I think machine learning, particularly deep learning has advanced to the point where it needs a healthy crop of "fast follower" types. It's very powerful, and has really advanced in the last few years due to algorithmic improvements, but also due to improvements in GPU computing, and in large-scale cloud computing. The learning phase of machine learning is quite data and compute intensive, yet once trained, the resource requirements are much, much lower. That, shall we say, "elasticity" in resource requirements can really benefit from the cloud cost model. Cloud computing has granted machine learning the sort of scale where it can accomplish things that traditional programming has extreme difficulty with, particularly speech recognition, translation, and image recognition.

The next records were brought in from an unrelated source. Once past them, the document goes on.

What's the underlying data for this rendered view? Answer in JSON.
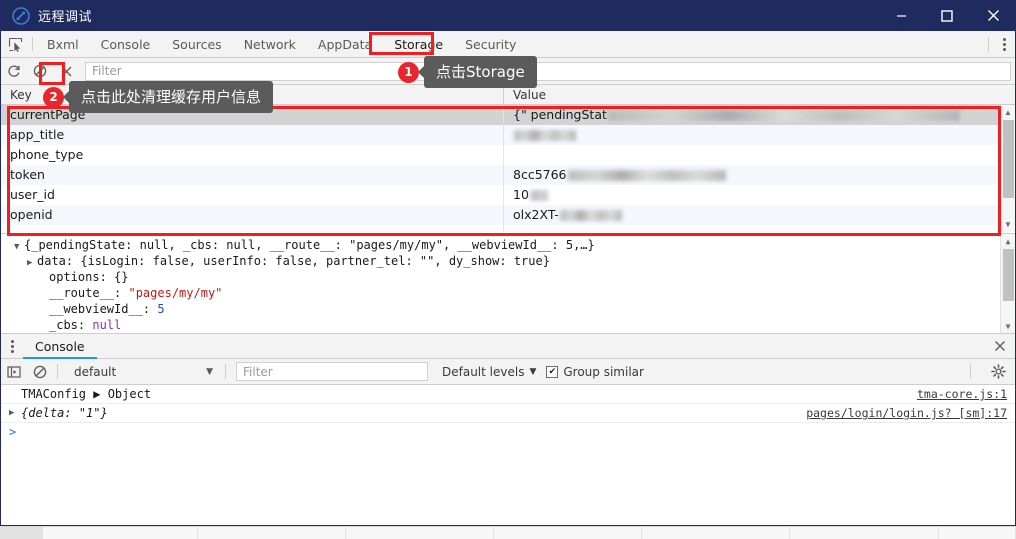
{
  "window": {
    "title": "远程调试",
    "logo_icon": "app-logo-icon",
    "minimize_label": "—",
    "maximize_label": "□",
    "close_label": "✕"
  },
  "devtools": {
    "inspect_icon": "inspect-element-icon",
    "tabs": [
      {
        "label": "Bxml",
        "active": false
      },
      {
        "label": "Console",
        "active": false
      },
      {
        "label": "Sources",
        "active": false
      },
      {
        "label": "Network",
        "active": false
      },
      {
        "label": "AppData",
        "active": false
      },
      {
        "label": "Storage",
        "active": true
      },
      {
        "label": "Security",
        "active": false
      }
    ],
    "more_icon": "kebab-menu-icon"
  },
  "storage_toolbar": {
    "refresh_icon": "refresh-icon",
    "clear_all_icon": "clear-all-icon",
    "delete_icon": "delete-selected-icon",
    "filter_placeholder": "Filter"
  },
  "kv_table": {
    "columns": [
      "Key",
      "Value"
    ],
    "rows": [
      {
        "key": "currentPage",
        "value_prefix": "{\" pendingStat",
        "redacted": true,
        "redact_width": 352,
        "selected": true
      },
      {
        "key": "app_title",
        "value_prefix": "",
        "redacted": true,
        "redact_width": 62,
        "selected": false
      },
      {
        "key": "phone_type",
        "value_prefix": "",
        "redacted": false,
        "redact_width": 0,
        "selected": false
      },
      {
        "key": "token",
        "value_prefix": "8cc5766",
        "redacted": true,
        "redact_width": 158,
        "selected": false
      },
      {
        "key": "user_id",
        "value_prefix": "10",
        "redacted": true,
        "redact_width": 18,
        "selected": false
      },
      {
        "key": "openid",
        "value_prefix": "olx2XT-",
        "redacted": true,
        "redact_width": 62,
        "selected": false
      }
    ]
  },
  "json_preview": {
    "lines": [
      {
        "indent": 0,
        "triangle": "▼",
        "text": "{_pendingState: null, _cbs: null, __route__: \"pages/my/my\", __webviewId__: 5,…}"
      },
      {
        "indent": 1,
        "triangle": "▶",
        "key": "data: ",
        "text": "{isLogin: false, userInfo: false, partner_tel: \"\", dy_show: true}"
      },
      {
        "indent": 2,
        "triangle": "",
        "key": "options: ",
        "text": "{}"
      },
      {
        "indent": 2,
        "triangle": "",
        "key": "__route__: ",
        "text": "\"pages/my/my\"",
        "type": "string"
      },
      {
        "indent": 2,
        "triangle": "",
        "key": "__webviewId__: ",
        "text": "5",
        "type": "number"
      },
      {
        "indent": 2,
        "triangle": "",
        "key": "_cbs: ",
        "text": "null",
        "type": "null"
      }
    ]
  },
  "console": {
    "drawer_menu_icon": "kebab-menu-icon",
    "tab_label": "Console",
    "close_icon": "close-icon",
    "execute_icon": "execution-context-icon",
    "clear_icon": "clear-console-icon",
    "context_value": "default",
    "context_caret": "▼",
    "filter_placeholder": "Filter",
    "levels_label": "Default levels",
    "levels_caret": "▼",
    "group_similar_label": "Group similar",
    "group_similar_checked": true,
    "checkmark": "✔",
    "settings_icon": "gear-icon",
    "messages": [
      {
        "triangle": "",
        "text": "TMAConfig ▶ Object",
        "source": "tma-core.js:1"
      },
      {
        "triangle": "▶",
        "text": "{delta: \"1\"}",
        "source": "pages/login/login.js? [sm]:17"
      }
    ],
    "prompt_symbol": ">"
  },
  "callouts": [
    {
      "number": "1",
      "text": "点击Storage"
    },
    {
      "number": "2",
      "text": "点击此处清理缓存用户信息"
    }
  ],
  "colors": {
    "titlebar": "#1f2a5e",
    "highlight_red": "#f01e1e",
    "badge_red": "#e8272c",
    "tooltip_gray": "#5b5b5b",
    "accent_blue": "#1a9ae0"
  }
}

I'm fairly convinced that ML is poised to revolutionize a number of fields over the next decade or so. I think it's a huge, powerful hammer of a technique, yet relatively few people currently know how to wield it. Yet the tools are there. The ground's been laid. It just hasn't occurred to most programmers that they could pick it up.

I've not dived in enough to know with certainty, but first impressions (i.e. a few days worth of reading) suggests that getting machine learning to work reasonably well is perhaps just a few times harder than getting a RDMS to work well. You have to learn a new paradigm, and there's lots of important details to learn before you can achieve anything ambitious, but you can put the tools to work without needing to learn anything too mind-bendingly difficult. Where the comparison breaks down is that ML will often need large amounts of carefully labeled training data, which is quite a lot harder to acquire than just a bunch of hard drives and a high-end server. Still, if you can overcome that requirement, I think that ML may be the sort of technique that eventually most programmers will have in their toolbelt, rather that always requiring a Ph.D'd specialist. That "eventually" may even be now, as far as potential goes.

So my goal is to learn enough about machine learning that I can confidently apply it when suitable, ideally without needing to become such a specialist that is the only tool I know how to wield. At the least, I want to learn enough that I can explain in detail why or why not various ML techniques can be applied to a given situation, and then bring in a specialist to help as appropriate.

Then, with the shiny new hammer in my belt, I want to go looking for domains where there really are a bunch of nails just waiting to be struck -- particularly domains which could potentially have a high impact on climate change. From where I stand right now, I think there's likely to be a lot of them.